あまりに唐突過ぎて、流石に驚き露わの表情で見つめ返してしまっていたと思う。

だって……呼ばないのかって……。

『音葉』と?

そんな今までの一線を踏み越える様な呼び方をしないのかと?

それであるならだ、

「……日陽。
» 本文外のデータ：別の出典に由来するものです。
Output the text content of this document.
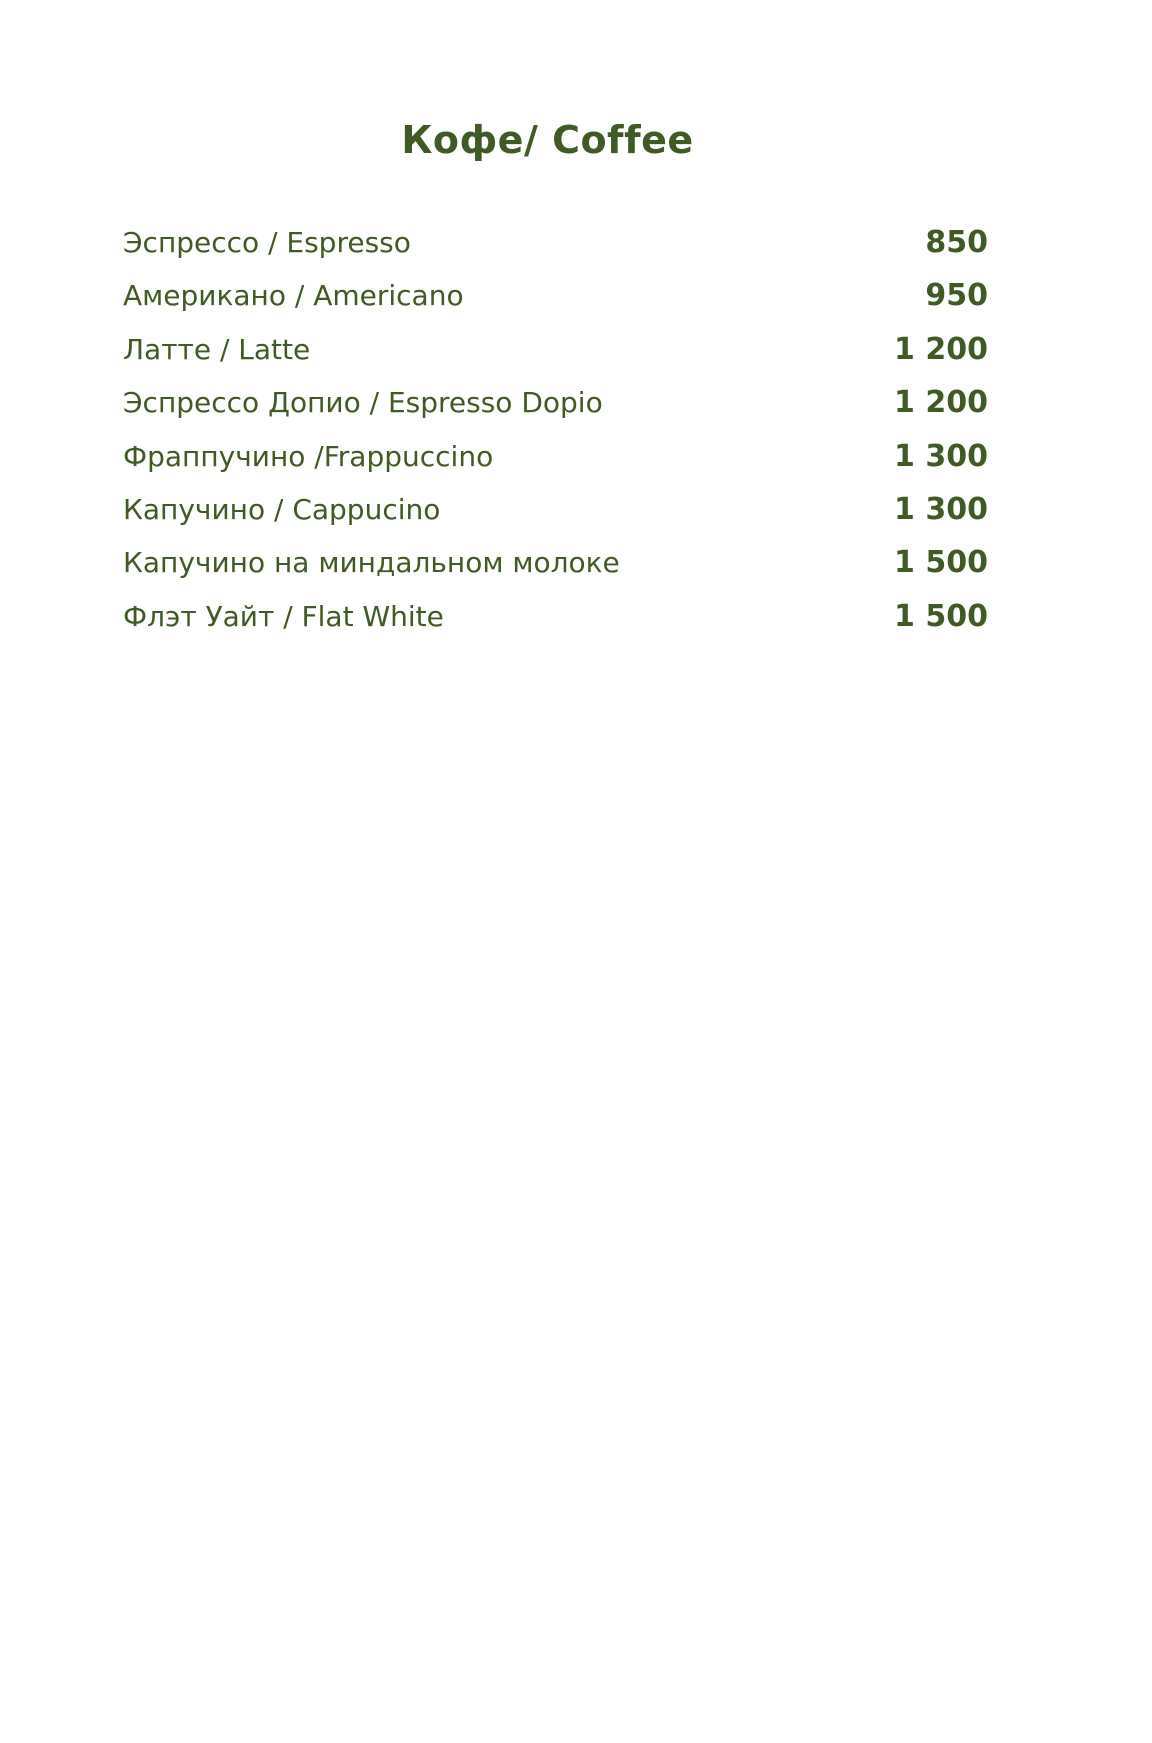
Кофе/ Coffee
Эспрессо / Espresso	850
Американо / Americano	950
Латте / Latte	1 200
Эспрессо Допио / Espresso Dopio	1 200
Фраппучино /Frappuccino	1 300
Капучино / Cappucino	1 300
Капучино на миндальном молоке	1 500
Флэт Уайт / Flat White	1 500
そう呼んだら呼んでもいいですよ」

「………ピヨちゃんはピヨちゃんだからなあ」

「私にとっても先生は先生ですから」

「………」

お互い様じゃあないかとニッコリ笑ってあしらったのは表面ばかりだ。

内心では『ほら、やっぱり』と複雑な感情がどうしても渦巻く。

自分は呼ぶ気が無い癖に。

私の存在を幼い頃の印象のままで留める癖に。

日陽には踏み込む気が無い癖に。

どうしてこちらだけが踏み込んでくれると思うのか。

先生が【ピヨちゃん】である私を望んでるんじゃないですか。

だったら、先生も【先生】であるのがフェアという物ではないですか?

先生は実に甘く柔く触れてくれるのに、苦く堅く触れてはくれない。

満たされるのは一瞬で、後味の苦みばかりが強烈に鮮明。

物足りなさだけが積もり積もって虚しさまで。

………この感覚、一緒なんだよな。

不倫をしていた時と一緒。

どんなに甘く満たされた時間を過ごしても、帰る背中を捉えた瞬間から苦くなる。

あいつに恋していた時と一緒……。

コレが罰だと言われれば確かに相応しい。

因果応報…か。

それが初恋の相手で返ってくるなんてまさに天罰。

自分に出来るせめては徹底して【ピヨちゃん】と【先生】の関係を保つ事だろうか。